Is Craft Dying? Quit Kidding Yourself.

In Episode 4 of Teach With Your Hands, Kip Christensen expressed his strong belief that the decline of middle and high school shop programs has mostly to do with a decline in the number of shop teachers, (meaning, programs disappear when school’s can’t find teachers, not the other way around).

Kip is a professor at BYU, where he teaches in the Technology and Engineering Education program (training future shop teachers) and by way of evidence, he told me stories about phone calls and emails that he gets regularly from administrators and retiring teachers who are looking for replacements. These administrators want to keep their healthy, productive shop classes going, but often, Kip doesn’t have any recommendations to give them because all of his students are already employed and running classrooms of their own.

In other words, there’s a shop teacher shortage. Not a funding shortage or a student interest shortage. There just aren’t enough people who are passionate about both woodworking and teaching.

Or maybe, even worse, there are plenty of people who could be passionate about those things, who would be out there taking the craft to the future in a heartbeat, but they’ve bought into the story we tell each other.

That shop classes are disappearing.

That being a shop teacher is a risky, unstable choice of profession.

That the things we care about are dying and we don’t have any control over the situation.

It’s a self-fulfilling prophesy.

In talking to Brandy Clements in Episode 5, we took a moment to ask ourselves, only half jokingly: “What kind of satisfaction do certain older people get from believing that young people don’t care about craft?”

I personally believe a lot of that is a form of scapegoating. You don’t have young people joining your woodworking club? Must be because they don’t care about woodworking (because obviously you haven’t failed to create an environment young people would like to be a part of). Your favorite magazine went out of business? Must be because nobody cares about craft anymore (because obviously the company didn’t fail to adapt to modern media consumption trends, or succumb to some other kind of mismanagement).
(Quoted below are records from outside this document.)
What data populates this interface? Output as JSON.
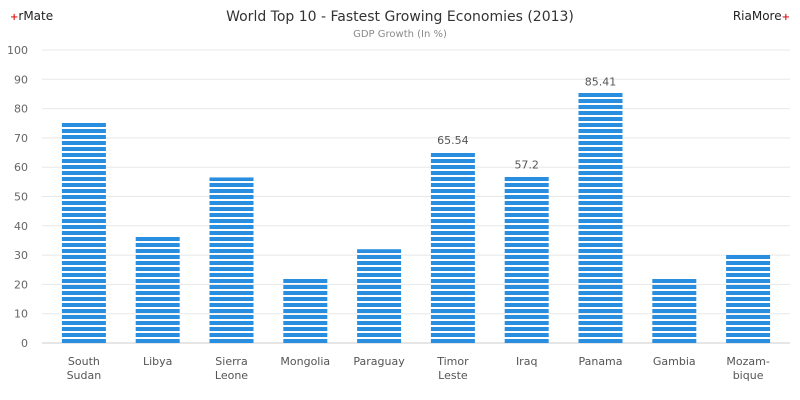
{
  "branding": {
    "left": "rMate",
    "right": "RiaMore",
    "plus": "+"
  },
  "chart_data": {
    "type": "bar",
    "title": "World Top 10 - Fastest Growing Economies (2013)",
    "subtitle": "GDP Growth (In %)",
    "categories": [
      [
        "South",
        "Sudan"
      ],
      [
        "Libya"
      ],
      [
        "Sierra",
        "Leone"
      ],
      [
        "Mongolia"
      ],
      [
        "Paraguay"
      ],
      [
        "Timor",
        "Leste"
      ],
      [
        "Iraq"
      ],
      [
        "Panama"
      ],
      [
        "Gambia"
      ],
      [
        "Mozam-",
        "bique"
      ]
    ],
    "values": [
      76,
      37,
      56.5,
      22.5,
      32,
      65.54,
      57.2,
      85.41,
      23.5,
      31
    ],
    "data_labels": [
      "",
      "",
      "",
      "",
      "",
      "65.54",
      "57.2",
      "85.41",
      "",
      ""
    ],
    "ylim": [
      0,
      100
    ],
    "yticks": [
      "0",
      "10",
      "20",
      "30",
      "40",
      "50",
      "60",
      "70",
      "80",
      "90",
      "100"
    ],
    "grid": true,
    "bar_color": "#2a8ee0",
    "grid_color": "#e8e8e8"
  }
}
Some people have bought into the craft-is-dying story so hard that they can look me, a 24 year old female maker with what’s essentially a woodworking degree of all things, making and selling turnings and joinery projects out of the shop that’s in my bedroom, going to meetups (with other people just like me!), podcasting and blogging (with guests and an audience from around the country!), and organizing workshops near my home—they can look me in the eye and say that millennials don’t care about craft, that traditional knowledge is dying, that in the next 20 years, a table saw in a high school will be an anachronism.

Bull crap.

Want a different story? Let me tell you one.

There is a big, hungry group of people, some my age, some older; people who spend 80% of their time on a computer or phone at work and home and crave physicality; people who are passionate about sustainability, slow living, minimalism, Chris Schwarz’s anarchism, and self-reliance; people who care more about quality of life than quantity of dollars; people who are done with consumerism, inhuman work cultures, social disconnect, and more.

And a lot of those people? They care about craft. Deeply. Craft work, whether done as a profession or a hobby, solves human problems that an entire generation is facing. It’s physical, it’s respectable, it’s human, it’s rewarding, it’s sustainable, it connects us.

You mark my words, craft is dawning on a second Renaissance in this century. It might not be popular for the same reasons it was 50 years ago. People certainly aren’t going to find it or pursue it in the same ways.

But they’re coming. You better be ready.